Ce réseau possède donc une véritable capacité d’influence sur le monde, avec plus de 4,2 milliards de like par jour. Pour la plupart, ces likes viennent des sujets star d’Instagram comme le secteur beauté ou la nourriture sous le trend #food, démontrant la transformation des nouvelles habitudes de consommation. Le #food compte plus de 250 millions de post, 27% des instagramers partagent ce contenu et les principaux addicts vont en moyenne 18 fois par jour sur le réseau, et ce du matin au soir. Ce phénomène est connu de tous, avec la recrudescence de personnes prenant en photo leurs repas ou leurs boissons avant de les consommer. En effet, utilisateur ou non d’Instagram, nous avons tous déjà vu quelqu’un prendre en photographie son repas avant de le manger.

Source : dreamstime.com
Source : greebot.com

Pourtant, malgré tous les utilisateurs de ce réseau et leur continuelle utilisation de celui-ci, qui peut citer et expliquer clairement les conditions qu’ils ont dû valider avant de prendre en mail Instagram ?
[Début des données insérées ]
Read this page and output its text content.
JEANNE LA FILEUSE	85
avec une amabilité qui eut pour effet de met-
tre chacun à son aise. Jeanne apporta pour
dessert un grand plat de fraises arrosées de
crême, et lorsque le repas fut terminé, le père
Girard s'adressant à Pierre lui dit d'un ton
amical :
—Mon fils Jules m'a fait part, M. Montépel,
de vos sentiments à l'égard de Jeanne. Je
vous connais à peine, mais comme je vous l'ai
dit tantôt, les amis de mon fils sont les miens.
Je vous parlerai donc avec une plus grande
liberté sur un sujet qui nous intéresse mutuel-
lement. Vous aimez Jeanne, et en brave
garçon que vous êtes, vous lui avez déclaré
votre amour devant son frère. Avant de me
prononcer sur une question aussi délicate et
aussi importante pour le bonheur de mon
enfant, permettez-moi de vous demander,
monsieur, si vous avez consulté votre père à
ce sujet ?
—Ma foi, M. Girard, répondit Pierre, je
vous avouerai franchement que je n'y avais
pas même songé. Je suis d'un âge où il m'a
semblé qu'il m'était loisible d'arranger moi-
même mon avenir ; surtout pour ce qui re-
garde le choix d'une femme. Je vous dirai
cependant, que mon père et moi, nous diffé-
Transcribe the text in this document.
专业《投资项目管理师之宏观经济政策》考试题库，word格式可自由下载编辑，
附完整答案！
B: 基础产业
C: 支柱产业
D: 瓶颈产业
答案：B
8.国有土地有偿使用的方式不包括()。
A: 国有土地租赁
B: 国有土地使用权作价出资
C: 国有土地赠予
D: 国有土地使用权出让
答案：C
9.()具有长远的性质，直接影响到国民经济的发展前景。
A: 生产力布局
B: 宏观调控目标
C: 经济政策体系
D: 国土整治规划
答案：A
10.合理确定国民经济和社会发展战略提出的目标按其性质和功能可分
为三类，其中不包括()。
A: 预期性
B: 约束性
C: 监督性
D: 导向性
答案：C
Cet article cherche à nous expliquer le plus clairement possible quel type de contrat nous acceptons avec empressement de signer. Une avocate anglaise s’est amusée à retranscrire les conditions pour qu’un enfant de huit ans puisse les comprendre. Bien que l’avocate se soit concentrée sur une lecture des conditions d’utilisation à des fins explicatives pour enfants, chaque génération peut se sentir concernée par ces explications que nul ou peu ne daigne lire.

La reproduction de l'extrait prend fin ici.